Seems Yes. People always tell us, it is very hard (or almost impossible) to recover an encrypted hard disk.
But after a second thought. I think this is not true.
Given that we know the KEY, and the method/algorithm of decryption, the
decryption(key, encrypted_data) should be no different from
- We mistakenly deleted a file. We have to examine the bits on the hard disk, identify the start and end positions of the file, and un-delete it. Of course the bits on the hard disk looks meaningless. However after decrypted, it appears no different from an ordinary hard disk.
- Bad sector happens to the hard disk.

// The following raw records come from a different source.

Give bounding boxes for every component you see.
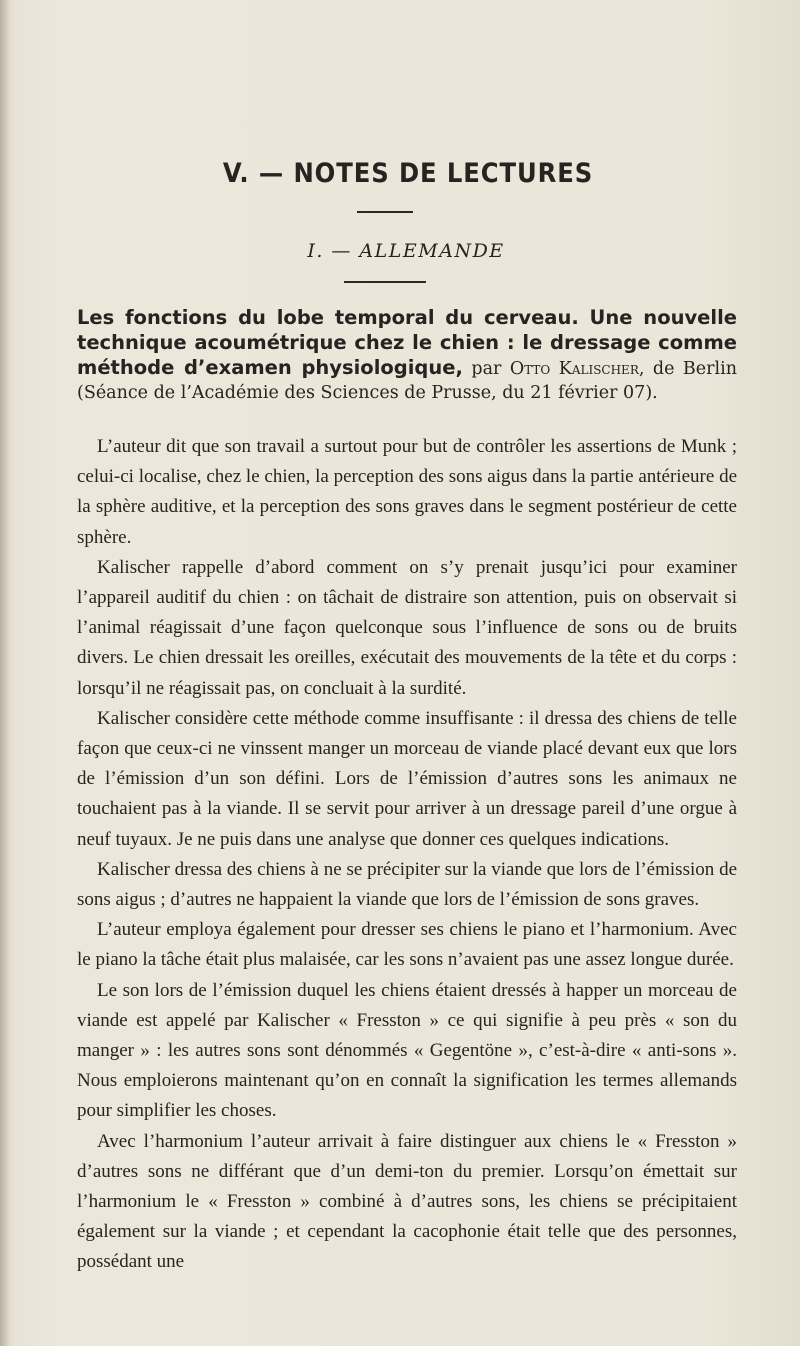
paragraph: L’auteur employa également pour dresser ses chiens le piano et l’harmonium. Avec le piano la tâche était plus malaisée, car les sons n’avaient pas une assez longue durée.: [77, 919, 737, 971]
paragraph: Kalischer rappelle d’abord comment on s’y prenait jusqu’ici pour examiner l’appareil auditif du chien : on tâchait de distraire son attention, puis on observait si l’animal réagissait d’une façon quelconque sous l’influence de sons ou de bruits divers. Le chien dressait les oreilles, exécutait des mouvements de la tête et du corps : lorsqu’il ne réagissait pas, on concluait à la surdité.: [77, 556, 737, 699]
article-body: [77, 432, 737, 1278]
subsection-title: I. — ALLEMANDE: [307, 240, 505, 262]
section-title: V. — NOTES DE LECTURES: [222, 158, 594, 189]
article-title: Les fonctions du lobe temporal du cerveau. Une nouvelle technique acoumétrique chez le chien : le dressage comme méthode d’examen physiologique,: [77, 306, 737, 379]
paragraph: Le son lors de l’émission duquel les chiens étaient dressés à happer un morceau de viande est appelé par Kalischer « Fresston » ce qui signifie à peu près « son du manger » : les autres sons sont dénommés « Gegentöne », c’est-à-dire « anti-sons ». Nous emploierons maintenant qu’on en connaît la signification les termes allemands pour simplifier les choses.: [77, 979, 737, 1122]
article-heading: [77, 306, 737, 405]
subsection-divider: [344, 281, 426, 283]
paragraph: Kalischer considère cette méthode comme insuffisante : il dressa des chiens de telle façon que ceux-ci ne vinssent manger un morceau de viande placé devant eux que lors de l’émission d’un son défini. Lors de l’émission d’autres sons les animaux ne touchaient pas à la viande. Il se servit pour arriver à un dressage pareil d’une orgue à neuf tuyaux. Je ne puis dans une analyse que donner ces quelques indications.: [77, 707, 737, 850]
paragraph: Kalischer dressa des chiens à ne se précipiter sur la viande que lors de l’émission de sons aigus ; d’autres ne happaient la viande que lors de l’émission de sons graves.: [77, 858, 737, 911]
paragraph: Avec l’harmonium l’auteur arrivait à faire distinguer aux chiens le « Fresston » d’autres sons ne différant que d’un demi-ton du premier. Lorsqu’on émettait sur l’harmonium le « Fresston » combiné à d’autres sons, les chiens se précipitaient également sur la viande ; et cependant la cacophonie était telle que des personnes, possédant une: [77, 1130, 737, 1273]
article-source: , de Berlin (Séance de l’Académie des Sciences de Prusse, du 21 février 07).: [77, 359, 737, 403]
page-binding-shadow: [0, 0, 10, 1346]
byline-prefix: par: [471, 359, 502, 379]
article-author: Otto Kalischer: [509, 359, 639, 379]
title-divider: [357, 211, 413, 213]
paragraph: L’auteur dit que son travail a surtout pour but de contrôler les assertions de Munk ; celui-ci localise, chez le chien, la perception des sons aigus dans la partie antérieure de la sphère auditive, et la perception des sons graves dans le segment postérieur de cette sphère.: [77, 436, 737, 548]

For those error bits, those bits are lost, no matter encrypted or not. (Of course you can guess those bits and recover them.) For the rest intact parts of the hard disk, we can still decrypt those files as normal.

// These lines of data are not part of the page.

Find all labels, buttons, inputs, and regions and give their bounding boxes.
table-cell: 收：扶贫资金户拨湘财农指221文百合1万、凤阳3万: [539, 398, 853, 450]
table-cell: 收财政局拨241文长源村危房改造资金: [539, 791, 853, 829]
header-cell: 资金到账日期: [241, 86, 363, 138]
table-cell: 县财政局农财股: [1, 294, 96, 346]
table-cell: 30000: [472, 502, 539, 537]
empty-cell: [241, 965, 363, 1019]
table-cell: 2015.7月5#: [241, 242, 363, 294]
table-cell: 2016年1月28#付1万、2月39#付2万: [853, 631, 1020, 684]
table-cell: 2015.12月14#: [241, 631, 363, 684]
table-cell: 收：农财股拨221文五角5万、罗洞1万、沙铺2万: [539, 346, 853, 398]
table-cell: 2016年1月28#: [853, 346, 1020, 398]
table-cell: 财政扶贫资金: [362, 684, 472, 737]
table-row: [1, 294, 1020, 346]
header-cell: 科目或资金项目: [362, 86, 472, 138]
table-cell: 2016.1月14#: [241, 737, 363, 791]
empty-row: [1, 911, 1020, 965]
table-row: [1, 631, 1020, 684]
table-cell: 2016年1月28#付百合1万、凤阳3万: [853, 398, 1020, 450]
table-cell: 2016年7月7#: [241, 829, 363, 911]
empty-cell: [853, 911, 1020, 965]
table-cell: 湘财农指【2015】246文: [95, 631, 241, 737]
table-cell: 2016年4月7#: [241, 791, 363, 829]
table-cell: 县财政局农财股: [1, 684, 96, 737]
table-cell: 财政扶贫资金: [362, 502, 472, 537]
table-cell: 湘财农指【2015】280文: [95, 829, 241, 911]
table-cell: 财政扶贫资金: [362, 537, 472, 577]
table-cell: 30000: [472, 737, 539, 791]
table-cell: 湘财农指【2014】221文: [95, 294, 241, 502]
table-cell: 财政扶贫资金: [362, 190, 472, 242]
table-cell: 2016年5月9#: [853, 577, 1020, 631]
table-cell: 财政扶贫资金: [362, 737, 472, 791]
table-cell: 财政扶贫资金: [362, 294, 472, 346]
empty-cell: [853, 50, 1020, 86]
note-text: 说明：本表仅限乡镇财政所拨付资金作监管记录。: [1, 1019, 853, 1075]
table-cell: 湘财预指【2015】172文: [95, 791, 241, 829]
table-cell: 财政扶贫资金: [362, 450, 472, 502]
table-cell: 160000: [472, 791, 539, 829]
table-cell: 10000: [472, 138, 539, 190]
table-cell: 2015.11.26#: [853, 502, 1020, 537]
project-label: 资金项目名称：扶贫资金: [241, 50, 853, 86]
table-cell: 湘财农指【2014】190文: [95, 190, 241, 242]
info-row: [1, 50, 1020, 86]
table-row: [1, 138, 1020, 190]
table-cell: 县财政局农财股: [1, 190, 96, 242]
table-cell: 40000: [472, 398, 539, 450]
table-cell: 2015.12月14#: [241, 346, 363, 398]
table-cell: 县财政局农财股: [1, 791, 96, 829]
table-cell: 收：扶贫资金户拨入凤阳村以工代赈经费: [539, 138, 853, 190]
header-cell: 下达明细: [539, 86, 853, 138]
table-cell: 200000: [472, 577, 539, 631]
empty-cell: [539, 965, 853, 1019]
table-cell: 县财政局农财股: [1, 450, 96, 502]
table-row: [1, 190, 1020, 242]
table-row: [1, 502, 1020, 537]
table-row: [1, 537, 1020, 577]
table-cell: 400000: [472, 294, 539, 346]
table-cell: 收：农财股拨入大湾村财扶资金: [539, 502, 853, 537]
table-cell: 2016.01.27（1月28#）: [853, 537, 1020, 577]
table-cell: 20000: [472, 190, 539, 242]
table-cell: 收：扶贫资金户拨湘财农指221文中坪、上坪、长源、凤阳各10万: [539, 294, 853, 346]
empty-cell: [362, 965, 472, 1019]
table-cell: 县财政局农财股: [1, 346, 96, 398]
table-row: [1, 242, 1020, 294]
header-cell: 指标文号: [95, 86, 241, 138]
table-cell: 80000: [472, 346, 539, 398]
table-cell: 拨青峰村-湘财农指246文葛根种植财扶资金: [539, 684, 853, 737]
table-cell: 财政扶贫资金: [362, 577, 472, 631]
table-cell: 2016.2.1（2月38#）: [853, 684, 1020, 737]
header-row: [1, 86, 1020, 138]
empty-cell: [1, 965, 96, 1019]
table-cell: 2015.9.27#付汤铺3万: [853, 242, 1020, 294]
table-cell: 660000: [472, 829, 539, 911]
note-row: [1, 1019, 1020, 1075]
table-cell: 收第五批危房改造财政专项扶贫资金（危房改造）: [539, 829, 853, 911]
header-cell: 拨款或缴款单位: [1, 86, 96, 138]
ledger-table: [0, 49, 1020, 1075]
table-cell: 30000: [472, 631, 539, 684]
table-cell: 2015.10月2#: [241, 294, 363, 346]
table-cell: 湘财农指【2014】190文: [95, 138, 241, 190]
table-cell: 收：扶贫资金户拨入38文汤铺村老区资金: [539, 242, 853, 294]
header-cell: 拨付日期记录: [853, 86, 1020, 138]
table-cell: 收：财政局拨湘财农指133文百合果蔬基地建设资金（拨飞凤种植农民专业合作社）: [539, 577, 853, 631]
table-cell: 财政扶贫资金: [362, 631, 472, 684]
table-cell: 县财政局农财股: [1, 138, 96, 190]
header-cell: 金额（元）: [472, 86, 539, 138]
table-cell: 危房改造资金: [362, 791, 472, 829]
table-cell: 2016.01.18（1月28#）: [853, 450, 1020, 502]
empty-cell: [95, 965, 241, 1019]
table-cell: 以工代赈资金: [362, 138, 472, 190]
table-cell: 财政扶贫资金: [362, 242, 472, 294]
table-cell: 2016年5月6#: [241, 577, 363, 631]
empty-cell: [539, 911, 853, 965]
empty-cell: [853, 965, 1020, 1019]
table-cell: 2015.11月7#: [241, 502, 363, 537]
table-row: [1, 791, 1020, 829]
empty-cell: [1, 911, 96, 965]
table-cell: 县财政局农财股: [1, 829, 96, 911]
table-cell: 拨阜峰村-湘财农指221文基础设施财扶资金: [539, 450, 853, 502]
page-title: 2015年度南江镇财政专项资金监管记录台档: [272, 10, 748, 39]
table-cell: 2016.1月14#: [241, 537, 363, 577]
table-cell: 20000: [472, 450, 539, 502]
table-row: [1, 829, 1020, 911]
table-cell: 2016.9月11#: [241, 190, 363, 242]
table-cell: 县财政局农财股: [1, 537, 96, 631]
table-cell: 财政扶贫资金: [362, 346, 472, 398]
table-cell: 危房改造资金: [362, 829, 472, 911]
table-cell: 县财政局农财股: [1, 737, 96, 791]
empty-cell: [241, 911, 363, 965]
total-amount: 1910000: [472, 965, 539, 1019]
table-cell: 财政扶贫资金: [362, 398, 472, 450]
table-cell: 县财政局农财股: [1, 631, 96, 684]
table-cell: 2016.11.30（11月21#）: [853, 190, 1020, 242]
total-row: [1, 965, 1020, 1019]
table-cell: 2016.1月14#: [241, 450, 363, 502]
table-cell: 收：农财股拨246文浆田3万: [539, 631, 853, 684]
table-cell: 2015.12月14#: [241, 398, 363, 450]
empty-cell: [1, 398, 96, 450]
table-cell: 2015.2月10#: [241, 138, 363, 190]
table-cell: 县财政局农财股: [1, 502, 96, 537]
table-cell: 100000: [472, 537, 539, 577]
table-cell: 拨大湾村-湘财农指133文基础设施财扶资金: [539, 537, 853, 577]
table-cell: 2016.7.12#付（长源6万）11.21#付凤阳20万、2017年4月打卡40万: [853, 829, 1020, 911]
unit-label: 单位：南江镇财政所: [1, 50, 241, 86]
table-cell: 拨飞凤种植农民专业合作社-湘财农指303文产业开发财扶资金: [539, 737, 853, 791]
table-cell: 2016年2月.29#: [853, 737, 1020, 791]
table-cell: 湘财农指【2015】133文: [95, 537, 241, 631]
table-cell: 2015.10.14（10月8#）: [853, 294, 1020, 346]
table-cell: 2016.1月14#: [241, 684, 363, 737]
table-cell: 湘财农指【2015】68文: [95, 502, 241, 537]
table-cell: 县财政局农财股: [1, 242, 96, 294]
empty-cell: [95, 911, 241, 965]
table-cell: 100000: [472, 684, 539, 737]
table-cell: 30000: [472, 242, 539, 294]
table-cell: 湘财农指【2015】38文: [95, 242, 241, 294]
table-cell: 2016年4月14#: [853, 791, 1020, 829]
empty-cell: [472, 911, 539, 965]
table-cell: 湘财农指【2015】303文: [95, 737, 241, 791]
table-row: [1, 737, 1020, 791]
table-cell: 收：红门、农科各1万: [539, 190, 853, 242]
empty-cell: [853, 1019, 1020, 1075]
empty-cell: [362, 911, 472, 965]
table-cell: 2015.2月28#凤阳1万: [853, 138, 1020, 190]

However there are some concerns that I am not clear about.
- As some (or most) disk encryption algorithms are chaining previous and next sectors. Will this lead to whole hard disk not recoverable with just one error bit?
- Consider the "bad sector example" above. If an error bit falls on an JPEG file. With a normal hard disk, we can still view the image, with display error on certain parts only. However with an encrypted hard disk, will encryption leads to whole image not viewable?
All-in-all, given that we know the KEY, and the decryption algorithm, does Encryption still add difficulties to File Recovery?